Por Enrique Barros Vélez

Tarde en la noche escuché varias veces unos cantos lejanos provenientes de una animada y concurrida reunión de amigos, en algún lugar cercano. Sus voces armonizadas se oían como un oasis en medio del temor y la desconfianza que la contingencia nos ha inculcado. Eran clandestinos cantos a la vida, un desesperado acto de reconquista del afecto y la cercanía. Aunque intenté averiguar su procedencia no logré precisar el lugar de la inusual reunión, pues sus cantos eran esporádicos y carecían de acompañamiento musical. Solo por momentos escuchaba el rumor de sus voces acopladas, entonando viejas canciones conocidas por los asistentes. Se escuchaban brevemente y entre canto y canto se mantenía un prolongado silencio en la noche. Al parecer tenían consciencia del derecho de sus vecinos a descansar, pero era más apremiante su necesidad de reconocerse y ser reconocidos, ya que forzosamente se habían estado olvidando, o excluyendo, desde hacía un tiempo. Desconcertado con la estéril búsqueda del lugar me retiré a descansar.

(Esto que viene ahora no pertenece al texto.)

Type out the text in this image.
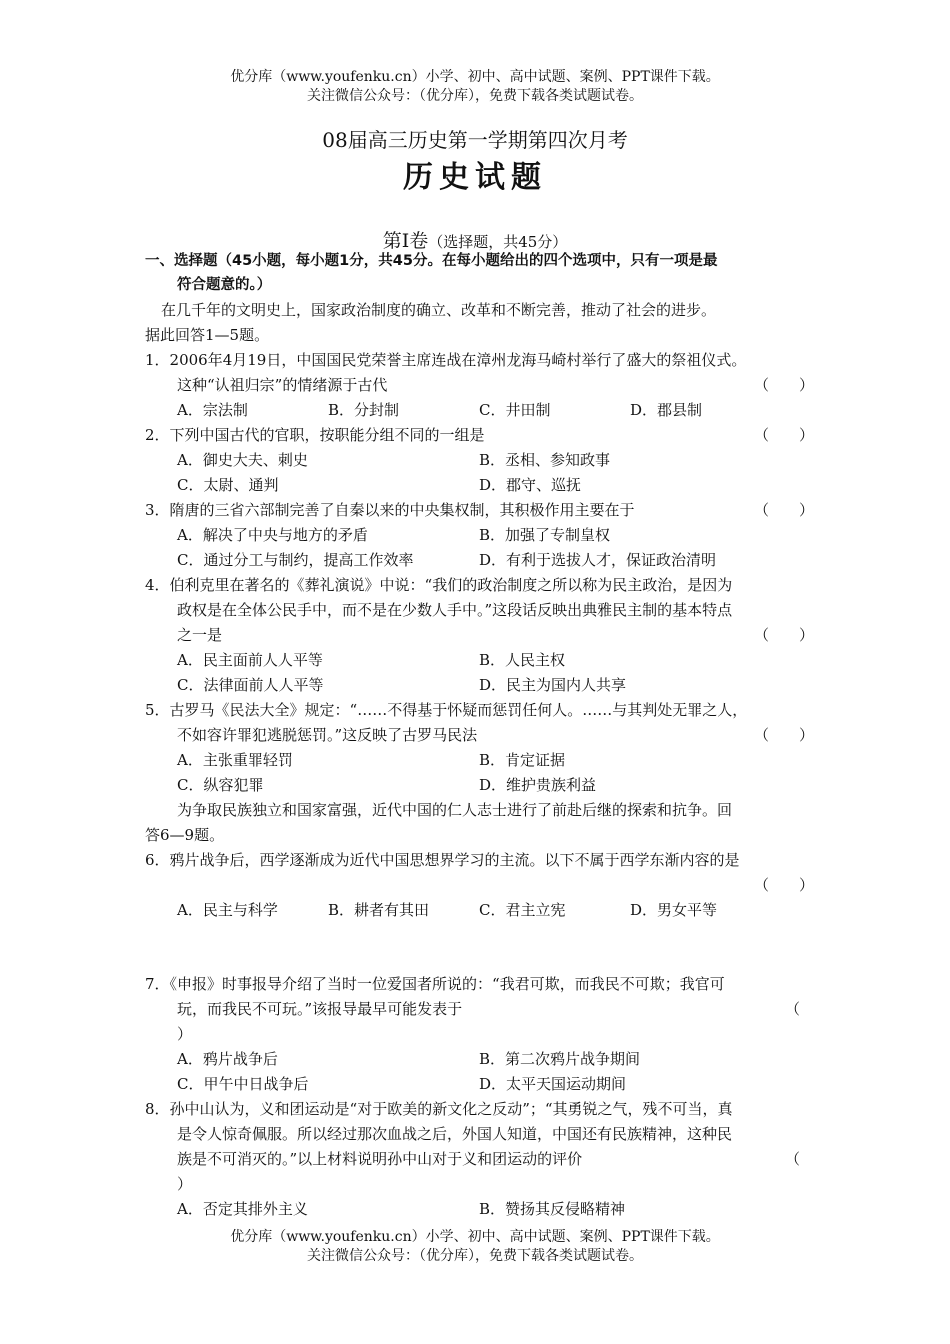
优分库（www.youfenku.cn）小学、初中、高中试题、案例、PPT课件下载。
关注微信公众号：（优分库），免费下载各类试题试卷。
08届高三历史第一学期第四次月考
历史试题
第Ⅰ卷（选择题，共45分）
一、选择题（45小题，每小题1分，共45分。在每小题给出的四个选项中，只有一项是最
符合题意的。）
在几千年的文明史上，国家政治制度的确立、改革和不断完善，推动了社会的进步。
据此回答1—5题。
1．2006年4月19日，中国国民党荣誉主席连战在漳州龙海马崎村举行了盛大的祭祖仪式。
这种“认祖归宗”的情绪源于古代	（　　）
A．宗法制	B．分封制	C．井田制	D．郡县制
2．下列中国古代的官职，按职能分组不同的一组是	（　　）
A．御史大夫、刺史	B．丞相、参知政事
C．太尉、通判	D．郡守、巡抚
3．隋唐的三省六部制完善了自秦以来的中央集权制，其积极作用主要在于	（　　）
A．解决了中央与地方的矛盾	B．加强了专制皇权
C．通过分工与制约，提高工作效率	D．有利于选拔人才，保证政治清明
4．伯利克里在著名的《葬礼演说》中说：“我们的政治制度之所以称为民主政治，是因为
政权是在全体公民手中，而不是在少数人手中。”这段话反映出典雅民主制的基本特点
之一是	（　　）
A．民主面前人人平等	B．人民主权
C．法律面前人人平等	D．民主为国内人共享
5．古罗马《民法大全》规定：“……不得基于怀疑而惩罚任何人。……与其判处无罪之人，
不如容许罪犯逃脱惩罚。”这反映了古罗马民法	（　　）
A．主张重罪轻罚	B．肯定证据
C．纵容犯罪	D．维护贵族利益
为争取民族独立和国家富强，近代中国的仁人志士进行了前赴后继的探索和抗争。回
答6—9题。
6．鸦片战争后，西学逐渐成为近代中国思想界学习的主流。以下不属于西学东渐内容的是
（　　）
A．民主与科学	B．耕者有其田	C．君主立宪	D．男女平等
7．《申报》时事报导介绍了当时一位爱国者所说的：“我君可欺，而我民不可欺；我官可
玩，而我民不可玩。”该报导最早可能发表于	（
）
A．鸦片战争后	B．第二次鸦片战争期间
C．甲午中日战争后	D．太平天国运动期间
8．孙中山认为，义和团运动是“对于欧美的新文化之反动”；“其勇锐之气，残不可当，真
是令人惊奇佩服。所以经过那次血战之后，外国人知道，中国还有民族精神，这种民
族是不可消灭的。”以上材料说明孙中山对于义和团运动的评价	（
）
A．否定其排外主义	B．赞扬其反侵略精神
优分库（www.youfenku.cn）小学、初中、高中试题、案例、PPT课件下载。
关注微信公众号：（优分库），免费下载各类试题试卷。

Cerca del amanecer me despertó un coro multitudinario de alicoradas voces que entonaban a capela una canción que al parecer los emocionaba profundamente. Sus cantos ahora parecían gritos de protesta y de tristeza por algunas de las entrañables formas de vida que hemos perdido y que ahora son clandestinas, pues están penalizadas, obligándonos a prescindir del contacto y de la cercanía corporal. Ahora sí hablaban al unísono, y cantaban una y otra vez, y gritaban ebrios de amistad y de cariño, sin importar ya quién los escuchara o los viera, o los denunciara, pues su propósito estaba cumplido. En la brevedad de una noche habían ratificado sus sentimientos, sus amistades, sus afectos, aun exponiéndose al contagio y, quizás, hasta a la muerte. Demostrando, tal vez, que estaban más dispuestos a exponer la vida que a sacrificar su innata necesidad de sentirse queridos y abrazados por otros, por sus compañeros de vida, privilegiando el contacto humano sobre las distanciadoras medidas de protección del contagio. Y esa noche la felicidad entre ellos fue contagiosa, pues pudieron expresarse sus sentimientos ignorando las tiránicas exigencias sanitarias. La fiesta a esa hora estaba llegando a su fin y al amanecer se encontrarían de nuevo con el rigor del aislamiento preventivo. Pero la transitoria experiencia de esa noche los regresó a una normalidad perdida y rescató una parte de sus necesidades emocionales y sociales. Aunque yo, en cambio, debí seguir desvelado hasta cuando mi cuarto fue penetrado por las luces del amanecer.